Experiment background

E-commerce companies such as TaoBao have all kinds of perspectives and procedures regarding user data analysis. E-commerce data warehouse and business analysis often require the calculation of various indicators  such as the number of visitors in last few days, buyers, and regular customers.

The calculation of these indicators is based on the data that has accumulated on the e-commerce platform or the online store over a period. This article assumes that the data for calculation is stored in MaxCompute.

In general, these indicators are calculated using the log detail table. The following code calculates the number of visitors of the product in the past 30 days:


select item_id --Item ID 
  ,count(distinct visitor_id) as ipv_uv_1d_001 
from Log detail table that stores the data about the visits to the item 
where ds <= ${bdp.system.bizdate} 
and ds >=to_char(dateadd(to_date(${bdp.system.bizdate},'yyyymmdd'),-29,'dd'),'yyyymmdd') 
 group by item_id;
Note
All the variables in the code are the scheduling variables of DataWorks. They are only applicable to the scheduling tasks of DataWorks.  This condition applies in the rest of this article.

The preceding code has a serious problem when many logs are generated every day. Massive Map Instance are required and may exceed the 99999 quantity limit, affecting the execution of the map task and subsequent operations.

The need for massive map instances is owing to the large volume of log data per day, not to mention the log data generated over a period of 30 days. The SELECT operation requires more map instances than permitted by the upper limit, causing abnormal code execution.

Tutorial goal

The impact on performance resulting from the calculation of long-period indicators can be minimized in either of the following ways:

  • Reduce the data volume to avoid a summary of data from multiple days.

  • Create a temporary table and make a summary of 1D data to remove duplicate data and thus reduce the data volume on a daily basis.

Tutorial scheme

Procedure
  1. Create a medium table and make a daily summary.

    In the preceding example, you can create a medium table with a granularity of item_id+visitor_id for daily summary.  Record this table as A. For example:

    
    insert overwrite table mds_itm_vsr_xx(ds='${bdp.system.bizdate} ')
    select item_id,visitor_id,count(1) as pv
      from
      (
      select item_id,visitor_id
      from Log detail table that stores the data about the visits to the item 
      where ds =${bdp.system.bizdate} 
      group by item_id,visitor_id
      )a;
  2. Calculate the data from multiple days, and use the medium table to make a summary.

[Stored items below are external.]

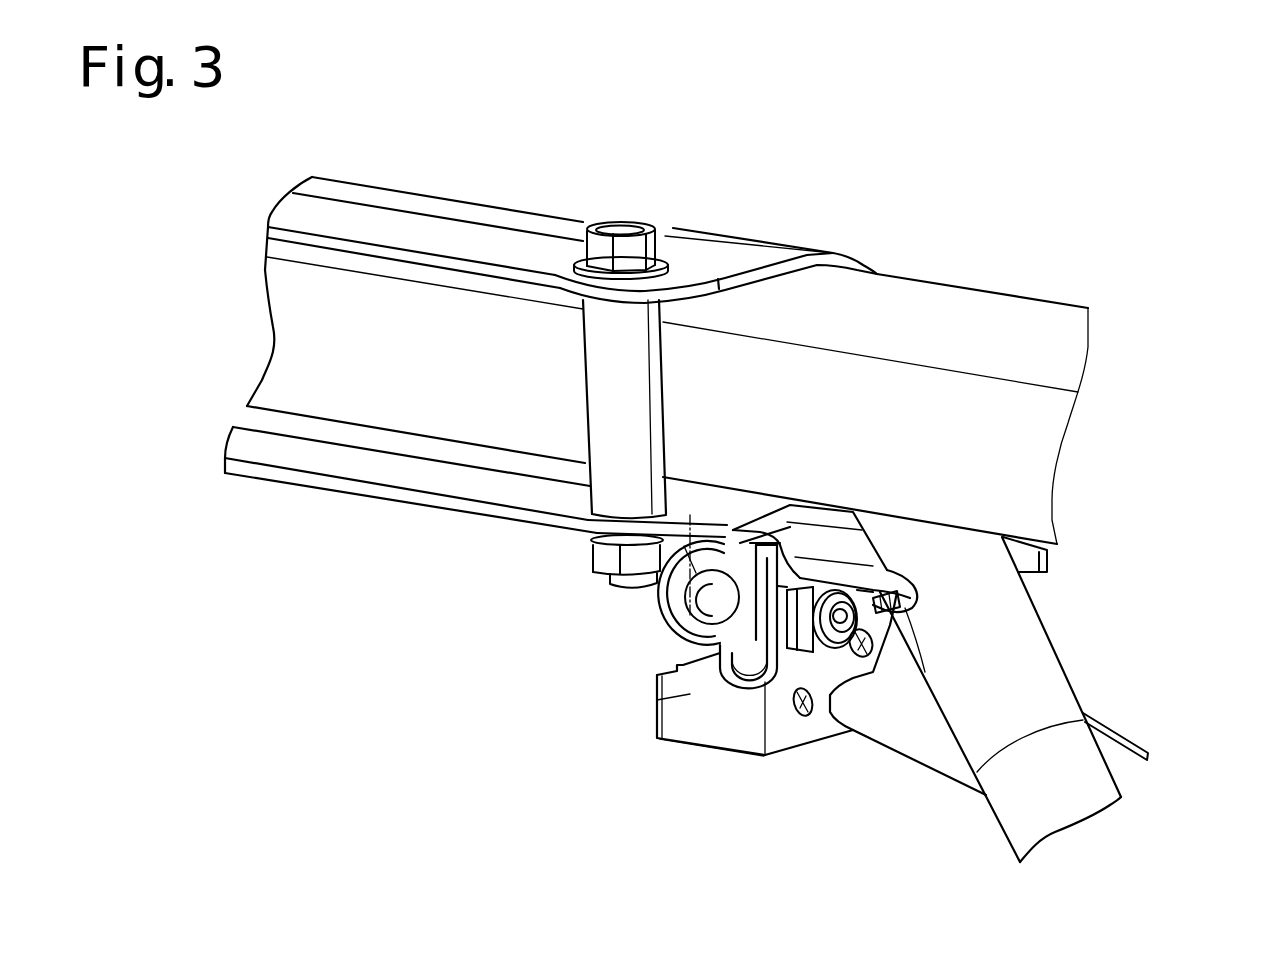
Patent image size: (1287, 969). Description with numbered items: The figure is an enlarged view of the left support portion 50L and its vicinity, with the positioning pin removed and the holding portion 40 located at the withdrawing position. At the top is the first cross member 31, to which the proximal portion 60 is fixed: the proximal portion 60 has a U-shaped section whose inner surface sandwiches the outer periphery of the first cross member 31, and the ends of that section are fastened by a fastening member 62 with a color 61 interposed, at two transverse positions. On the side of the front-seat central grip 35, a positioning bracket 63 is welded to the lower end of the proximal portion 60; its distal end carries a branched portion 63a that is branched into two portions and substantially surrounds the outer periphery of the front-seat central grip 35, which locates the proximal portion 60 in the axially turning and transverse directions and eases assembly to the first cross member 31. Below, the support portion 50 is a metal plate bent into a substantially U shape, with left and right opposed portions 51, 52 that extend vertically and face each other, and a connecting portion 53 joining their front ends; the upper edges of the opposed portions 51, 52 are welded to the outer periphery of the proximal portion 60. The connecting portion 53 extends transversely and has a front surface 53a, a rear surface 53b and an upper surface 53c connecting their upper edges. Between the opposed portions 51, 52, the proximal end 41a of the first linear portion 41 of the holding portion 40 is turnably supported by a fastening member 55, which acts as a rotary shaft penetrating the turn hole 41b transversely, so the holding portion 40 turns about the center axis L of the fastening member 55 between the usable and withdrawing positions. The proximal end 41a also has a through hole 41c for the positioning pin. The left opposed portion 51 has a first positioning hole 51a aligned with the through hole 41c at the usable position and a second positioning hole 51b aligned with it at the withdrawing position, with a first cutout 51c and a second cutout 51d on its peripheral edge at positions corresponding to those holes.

The first cross member 31 is at (962, 298).
The front-seat central grip 35 is at (1057, 672).
The holding portion 40 is at (1175, 733).
The first linear portion 41 is at (1127, 727).
The proximal end 41a is at (657, 700).
The turn hole 41b is at (655, 601).
The through hole 41c is at (870, 653).
The support portion 50 is at (792, 698).
The left support portion 50L is at (792, 698).
The left opposed portion 51 is at (891, 721).
The first positioning hole 51a is at (803, 717).
The second positioning hole 51b is at (867, 633).
The first cutout 51c is at (848, 672).
The second cutout 51d is at (888, 592).
The right opposed portion 52 is at (670, 633).
The connecting portion 53 is at (681, 674).
The front surface 53a is at (690, 737).
The rear surface 53b is at (748, 682).
The upper surface 53c is at (677, 642).
The fastening member 55 is at (865, 657).
The proximal portion 60 is at (728, 230).
The color (collar) 61 is at (577, 397).
The fastening member 62 is at (625, 222).
The positioning bracket 63 is at (840, 545).
The branched portion 63a is at (1048, 562).
The center axis L is at (691, 552).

    Make a 30-day summary on Table A, as shown in the following code:

    
    select item_id
            ,count(distinct visitor_id) as uv
            ,sum(pv) as pv
      from mds_itm_vsr_xx
      where ds <= '${bdp.system.bizdate} '
      and ds >= to_char(dateadd(to_date('${bdp.system.bizdate} ','yyyymmdd'),-29,'dd'),'yyyymmdd')
      group by item_id;

Impact and consideration

In the preceding method, the detailed data of daily access logs is deduplicated to reduce the data volume while improving the performance. A weakness of this method is the need to read data from N partitions for every calculation of multi-day data.

To avoid repeated data reads, you can compress the data in the N partitions into one partition which contains all historical data.

To do this, you can calculate long-period indicators in an incremental and accumulative way.

Use cases

Calculate the number of regular customers of the store for the past one day.  A regular customer is defined as a buyer who has purchased items at the store over a period, such as the past 30 days.

The number of regular buyers is calculated as follows:


select item_id ----Item ID     
        ,buyer_id as old_buyer_id
from Detail table that stores the data about buyers and purchased items 
where ds < ${bdp.system.bizdate} 
and ds >=to_char(dateadd(to_date(${bdp.system.bizdate},'yyyymmdd'),-29,'dd'),'yyyymmdd') 
group by item_id
        ,buyer_id;

Improvement:

  • Maintain a table to record the relationship between buyers and purchased items. Specifically, the first purchase period, the last purchase period, the total number of purchased items, and the total amount of the purchases. Record this table as A.

  • Update the data of Table A every day based on the payment detail log for the past one day.

  • To determine whether a person is a regular buyer, check whether the last purchase time is within the past 30 days. This deduplicates data relationship pairs and reduces the volume of input data.